Sunday, 5 June 2011

Hispaniolan woodpecker

Melanerpes striatus

Photo by Alef Castellanos (Flickr)

Common name:

Order Piciformes
Family Picidae

This species is endemic to the island of Hispaniola, in the Caribbean, being found in both Haiti and the Dominican Republic.

The Hispaniolan woodpecker is 20-25 cm long. Males tend to be larger in this species, weighing 83-92 g while females weigh 65-75 g.

These birds a found in virtually any wooded habitat within Hispaniola, from sea level up to an altitude of 2.400 m. They can be found in both wet and dry forests, in pines and hardwoods, in thorny scrub, coffee plantations, palm trees, cacti and mangroves. This species achieves its highest densities in woodlands interspersed with agricultural land, especially where crops are associated with scattered palm trees.

Hispaniolan woodpeckers mostly eat insects and other arthropods, including beatles, butterflies, ants, scorpions and spiders. They also eat small Anolis lizards, fruits and seeds. They typically forage alone or in pairs, searching for food in the trees, 7-20 m above the ground.

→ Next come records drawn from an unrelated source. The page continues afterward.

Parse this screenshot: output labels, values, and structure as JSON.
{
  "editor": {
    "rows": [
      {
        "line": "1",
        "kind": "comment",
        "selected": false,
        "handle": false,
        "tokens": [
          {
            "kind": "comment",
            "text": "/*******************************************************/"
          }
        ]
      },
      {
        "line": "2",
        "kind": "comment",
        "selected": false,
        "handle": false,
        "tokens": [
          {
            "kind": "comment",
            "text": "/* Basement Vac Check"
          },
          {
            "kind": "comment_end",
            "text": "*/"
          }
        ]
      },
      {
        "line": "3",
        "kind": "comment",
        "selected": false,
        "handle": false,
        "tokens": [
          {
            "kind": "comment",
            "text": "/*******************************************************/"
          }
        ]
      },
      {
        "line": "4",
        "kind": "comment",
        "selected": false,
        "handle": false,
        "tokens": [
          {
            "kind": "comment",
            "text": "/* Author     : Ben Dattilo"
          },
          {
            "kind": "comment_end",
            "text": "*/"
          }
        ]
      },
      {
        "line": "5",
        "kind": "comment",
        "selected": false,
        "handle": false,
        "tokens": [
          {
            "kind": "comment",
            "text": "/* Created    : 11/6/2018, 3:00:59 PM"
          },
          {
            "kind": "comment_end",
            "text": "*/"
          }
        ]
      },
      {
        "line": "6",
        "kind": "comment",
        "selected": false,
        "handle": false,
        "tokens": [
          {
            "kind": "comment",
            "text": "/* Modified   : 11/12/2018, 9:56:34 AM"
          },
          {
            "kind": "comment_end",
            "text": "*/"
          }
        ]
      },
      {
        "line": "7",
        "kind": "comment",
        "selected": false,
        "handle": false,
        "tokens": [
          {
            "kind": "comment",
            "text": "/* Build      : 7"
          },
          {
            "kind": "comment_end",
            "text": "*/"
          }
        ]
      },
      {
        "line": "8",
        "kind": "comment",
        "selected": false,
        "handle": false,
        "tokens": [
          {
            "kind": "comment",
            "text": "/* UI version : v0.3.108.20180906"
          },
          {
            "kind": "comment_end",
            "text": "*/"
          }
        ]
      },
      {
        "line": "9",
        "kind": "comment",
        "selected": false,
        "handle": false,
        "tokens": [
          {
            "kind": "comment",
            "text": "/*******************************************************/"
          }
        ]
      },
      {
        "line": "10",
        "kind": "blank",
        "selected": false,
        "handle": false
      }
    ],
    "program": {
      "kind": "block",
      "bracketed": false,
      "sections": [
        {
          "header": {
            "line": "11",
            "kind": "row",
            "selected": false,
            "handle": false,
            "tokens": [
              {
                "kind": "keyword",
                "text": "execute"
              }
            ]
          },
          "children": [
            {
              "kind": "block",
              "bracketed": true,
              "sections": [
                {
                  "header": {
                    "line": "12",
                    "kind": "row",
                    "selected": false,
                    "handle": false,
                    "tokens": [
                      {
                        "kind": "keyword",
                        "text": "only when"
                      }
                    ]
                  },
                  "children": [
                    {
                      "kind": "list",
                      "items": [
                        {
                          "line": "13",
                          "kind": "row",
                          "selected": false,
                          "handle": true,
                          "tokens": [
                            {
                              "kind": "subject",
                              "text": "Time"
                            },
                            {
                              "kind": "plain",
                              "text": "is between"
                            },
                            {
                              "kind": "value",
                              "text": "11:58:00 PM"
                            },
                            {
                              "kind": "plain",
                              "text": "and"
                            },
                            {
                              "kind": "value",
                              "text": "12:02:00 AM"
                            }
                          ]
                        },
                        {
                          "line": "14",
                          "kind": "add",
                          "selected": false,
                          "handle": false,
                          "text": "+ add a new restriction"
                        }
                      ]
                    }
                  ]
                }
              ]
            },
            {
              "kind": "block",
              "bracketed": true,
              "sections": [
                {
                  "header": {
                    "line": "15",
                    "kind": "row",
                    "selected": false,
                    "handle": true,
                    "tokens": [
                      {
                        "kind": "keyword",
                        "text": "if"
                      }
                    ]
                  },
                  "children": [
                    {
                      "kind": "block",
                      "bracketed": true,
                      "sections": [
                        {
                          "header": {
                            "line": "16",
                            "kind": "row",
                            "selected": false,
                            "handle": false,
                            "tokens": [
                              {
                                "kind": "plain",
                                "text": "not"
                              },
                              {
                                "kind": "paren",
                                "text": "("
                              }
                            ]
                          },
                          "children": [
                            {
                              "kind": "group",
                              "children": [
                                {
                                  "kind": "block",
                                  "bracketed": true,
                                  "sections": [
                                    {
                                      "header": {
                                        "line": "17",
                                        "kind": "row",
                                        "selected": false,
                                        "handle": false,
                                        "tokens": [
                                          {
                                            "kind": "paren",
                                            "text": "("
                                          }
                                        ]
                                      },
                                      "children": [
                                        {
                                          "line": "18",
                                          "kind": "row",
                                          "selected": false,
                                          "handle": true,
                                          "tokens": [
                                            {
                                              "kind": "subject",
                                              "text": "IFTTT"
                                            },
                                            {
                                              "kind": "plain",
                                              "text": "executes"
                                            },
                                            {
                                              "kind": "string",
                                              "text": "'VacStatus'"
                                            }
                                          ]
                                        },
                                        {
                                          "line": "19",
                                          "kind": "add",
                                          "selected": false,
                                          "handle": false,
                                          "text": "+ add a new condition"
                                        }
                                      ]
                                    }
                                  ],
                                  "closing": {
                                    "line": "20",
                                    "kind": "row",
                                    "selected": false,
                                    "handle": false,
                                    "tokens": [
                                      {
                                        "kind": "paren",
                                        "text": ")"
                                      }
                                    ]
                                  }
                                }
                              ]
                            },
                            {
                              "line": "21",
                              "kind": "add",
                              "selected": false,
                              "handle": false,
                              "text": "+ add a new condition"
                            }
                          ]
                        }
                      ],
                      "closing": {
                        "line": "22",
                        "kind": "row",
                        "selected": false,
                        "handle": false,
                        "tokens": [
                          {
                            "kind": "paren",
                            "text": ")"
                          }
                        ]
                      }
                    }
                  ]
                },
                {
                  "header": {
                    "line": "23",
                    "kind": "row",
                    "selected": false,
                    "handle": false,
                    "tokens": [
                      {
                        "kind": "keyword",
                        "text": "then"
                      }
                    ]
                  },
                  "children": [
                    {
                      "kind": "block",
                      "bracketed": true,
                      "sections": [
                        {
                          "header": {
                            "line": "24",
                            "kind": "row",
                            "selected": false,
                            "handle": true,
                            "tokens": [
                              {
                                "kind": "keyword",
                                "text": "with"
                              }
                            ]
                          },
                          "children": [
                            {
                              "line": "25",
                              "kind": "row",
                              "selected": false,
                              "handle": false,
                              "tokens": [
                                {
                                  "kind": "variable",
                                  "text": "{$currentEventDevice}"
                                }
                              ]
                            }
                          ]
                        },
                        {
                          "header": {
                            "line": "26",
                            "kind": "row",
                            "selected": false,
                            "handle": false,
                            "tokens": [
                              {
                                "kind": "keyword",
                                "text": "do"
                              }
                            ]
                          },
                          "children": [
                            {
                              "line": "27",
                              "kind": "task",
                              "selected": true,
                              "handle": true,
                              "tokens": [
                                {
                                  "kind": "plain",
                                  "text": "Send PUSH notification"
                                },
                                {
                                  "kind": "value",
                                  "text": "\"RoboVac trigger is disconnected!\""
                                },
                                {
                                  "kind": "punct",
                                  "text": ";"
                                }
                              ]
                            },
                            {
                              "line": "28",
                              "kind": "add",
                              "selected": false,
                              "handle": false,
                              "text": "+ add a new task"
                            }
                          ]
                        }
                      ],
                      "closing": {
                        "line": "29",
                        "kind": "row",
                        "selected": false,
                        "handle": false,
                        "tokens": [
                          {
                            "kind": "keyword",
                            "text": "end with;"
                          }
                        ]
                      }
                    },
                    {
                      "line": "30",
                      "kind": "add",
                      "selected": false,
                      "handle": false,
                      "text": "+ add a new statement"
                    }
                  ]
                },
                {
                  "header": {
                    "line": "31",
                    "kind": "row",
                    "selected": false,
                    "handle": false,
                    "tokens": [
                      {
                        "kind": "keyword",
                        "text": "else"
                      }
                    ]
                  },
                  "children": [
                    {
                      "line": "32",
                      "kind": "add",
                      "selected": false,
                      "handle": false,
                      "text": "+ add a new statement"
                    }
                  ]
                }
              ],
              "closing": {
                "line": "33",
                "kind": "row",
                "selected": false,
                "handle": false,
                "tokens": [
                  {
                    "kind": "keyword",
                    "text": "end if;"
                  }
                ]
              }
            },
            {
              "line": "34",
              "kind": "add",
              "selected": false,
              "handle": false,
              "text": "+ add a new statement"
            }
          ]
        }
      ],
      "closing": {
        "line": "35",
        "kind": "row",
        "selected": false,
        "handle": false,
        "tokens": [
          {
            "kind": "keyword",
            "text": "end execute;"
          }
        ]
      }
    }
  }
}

These birds breed in February-July. They nest in loose colonies of 5-20 pairs, with both members of each pair digging holes in dead palm trees or in the trunks of live trees, cacti or even telephone poles. They are also known to nest in hollow cliffs. The female lays 4-6 eggs which are incubated for 13-14 days. The chicks are fed by both parents but the fledging period was not yet recorded.

IUCN status - LC (Least Concern)
Although the global population size is yet to be quantified this species is described as common over its restricted breeding range. This species may be the target of persecution by farmers and plantation workers due to the damage they can cause to cocoa plantations. Although the population is currently stable, habitat loss and fragmentation, increased urbanisation and direct persecution could cause population declines if adequate legislation is not put into place within its restricted range on Hispaniola.


  1. I found one of these (female)in my Fairfax, Virginia back yard this afternoon. Unfortunately, it was dead. Cause of death wasn't obvious. I wonder if anyone else has seen one of these on mainland U.S. territory.

    1. I think I have a nest in my backyard. I live in GA and have a picture of them. I've been trying to figure out what type of woodpecker it is.

  2. Do you know about the ebird project ( There you can submit bird observation to an online global database and search the database for information on any species.
    Your observation of a dead Hispaniolan woodpecker in Virginia seems very interesting and you can also check the website for any more observation of this species on the US mainland.